The World Bank has noted that export growth and competitiveness are key to Rwanda’s ability to raise Foreign Direct Investment (FDI) levels and foster economic growth. To achieve this, the East African country is looking to one of its top five merchandise export, tea.
Owing to Rwandan tea’s competitiveness on international markets, the country’s National Agriculture Export Board (NAEB) has projected tea export revenues to increase to $92 million this year from $88 million last year.
According to NAEB Tea Divison Manager, Issa Nkurunziza, “Rwanda’s tea stands out from its competitors due to its uniqueness in taste and appearance. This year, we are targeting $92 million from Rwandan tea exports.”
Seventy percent of Rwandans engage in agriculture and with the introduction of tea in 1952, it became one of the country’s cash crops. Currently, tea is grown on 26,897 by 42,840 farmers across 12 districts.

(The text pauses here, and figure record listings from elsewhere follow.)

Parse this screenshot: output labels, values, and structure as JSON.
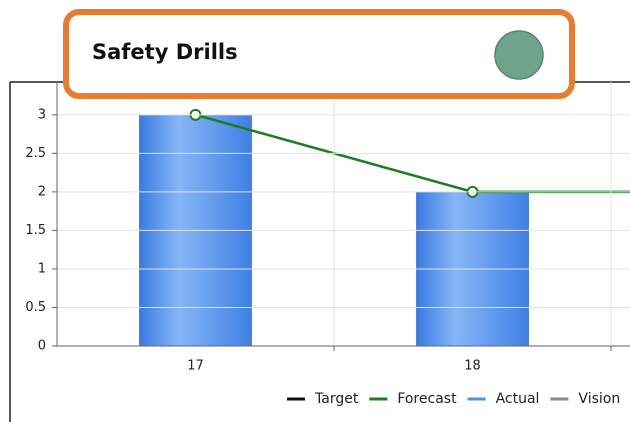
{
  "chart_data": {
    "type": "bar",
    "title": "Safety Drills",
    "categories": [
      "17",
      "18",
      null
    ],
    "series": [
      {
        "name": "Target",
        "color": "#111111",
        "type": "line",
        "values": [
          null,
          null,
          null
        ]
      },
      {
        "name": "Forecast",
        "color": "#1e7d1e",
        "type": "line",
        "values": [
          3,
          2,
          2
        ]
      },
      {
        "name": "Actual",
        "color": "#4a8fe8",
        "type": "bar",
        "values": [
          3,
          2,
          null
        ]
      },
      {
        "name": "Vision",
        "color": "#8a8a8a",
        "type": "line",
        "values": [
          null,
          null,
          null
        ]
      }
    ],
    "ylim": [
      0,
      3.4
    ],
    "yticks": [
      0,
      0.5,
      1,
      1.5,
      2,
      2.5,
      3
    ],
    "grid": true,
    "legend": "bottom-right"
  }
}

Over the years, tea production in Rwanda has increased significantly from 14,500 tonnes in 2000 to 25,128 tons in 2017. Between July 2016 and June 2017, Rwanda recorded a 15 percent increase in profit worth $74.5 million after exporting 27,824 metric tonnes of tea to 48 countries in Asia, Middle East, Africa and Europe.

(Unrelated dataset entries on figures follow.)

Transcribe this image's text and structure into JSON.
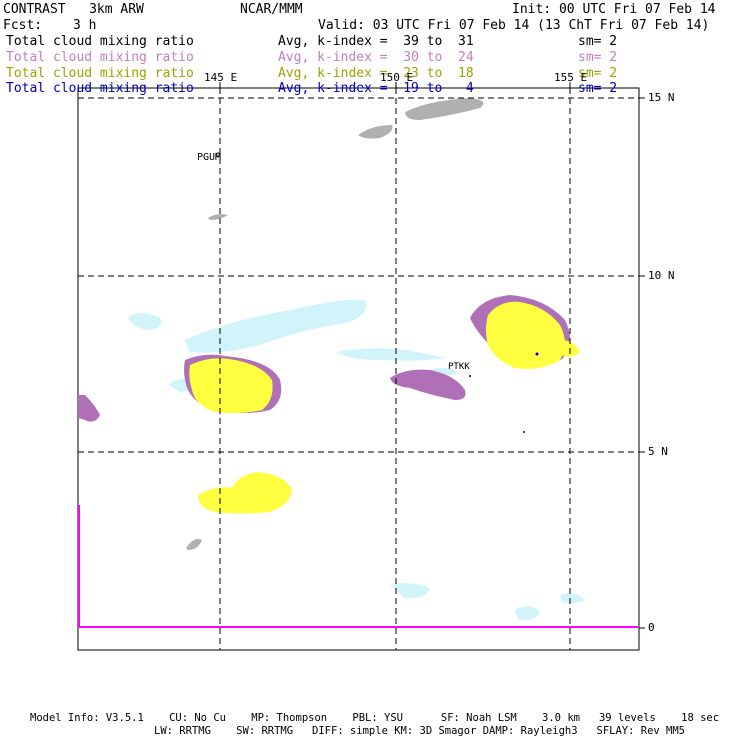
{
  "header": {
    "model": "CONTRAST   3km ARW",
    "center": "NCAR/MMM",
    "init": "Init: 00 UTC Fri 07 Feb 14",
    "fcst_label": "Fcst:",
    "fcst_value": "3 h",
    "valid": "Valid: 03 UTC Fri 07 Feb 14 (13 ChT Fri 07 Feb 14)"
  },
  "legend": [
    {
      "field": "Total cloud mixing ratio",
      "range": "Avg, k-index =  39 to  31",
      "sm": "sm= 2",
      "color": "#000000"
    },
    {
      "field": "Total cloud mixing ratio",
      "range": "Avg, k-index =  30 to  24",
      "sm": "sm= 2",
      "color": "#c080c0"
    },
    {
      "field": "Total cloud mixing ratio",
      "range": "Avg, k-index =  23 to  18",
      "sm": "sm= 2",
      "color": "#a0a000"
    },
    {
      "field": "Total cloud mixing ratio",
      "range": "Avg, k-index =  19 to   4",
      "sm": "sm= 2",
      "color": "#0000c0"
    }
  ],
  "map": {
    "lon_labels": [
      "145 E",
      "150 E",
      "155 E"
    ],
    "lat_labels": [
      "15 N",
      "10 N",
      "5 N",
      "0"
    ],
    "stations": [
      "PGUM",
      "PTKK"
    ],
    "colors": {
      "gray": "#b0b0b0",
      "purple": "#b070b8",
      "yellow": "#ffff40",
      "cyan": "#d0f4fa",
      "magenta": "#ff00ff"
    }
  },
  "footer": {
    "line1": "Model Info: V3.5.1    CU: No Cu    MP: Thompson    PBL: YSU      SF: Noah LSM    3.0 km   39 levels    18 sec",
    "line2": "LW: RRTMG    SW: RRTMG   DIFF: simple KM: 3D Smagor DAMP: Rayleigh3   SFLAY: Rev MM5"
  }
}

Rwanda produces one of the best quality teas in the world. Approximately 97.3 percent is exported in raw form. 60 percent of the country’s tea is sold in auctions, 37.3 percent is sold directly and 2.7 percent are sold locally.
While the country looks to get increased revenue from its tea exports, it finds it difficult convincing its citizens to drink tea. Nkurunziza noted that tea consumption in Rwanda is fairly low, with local consumption yet to reach the estimated 3 percent of total production.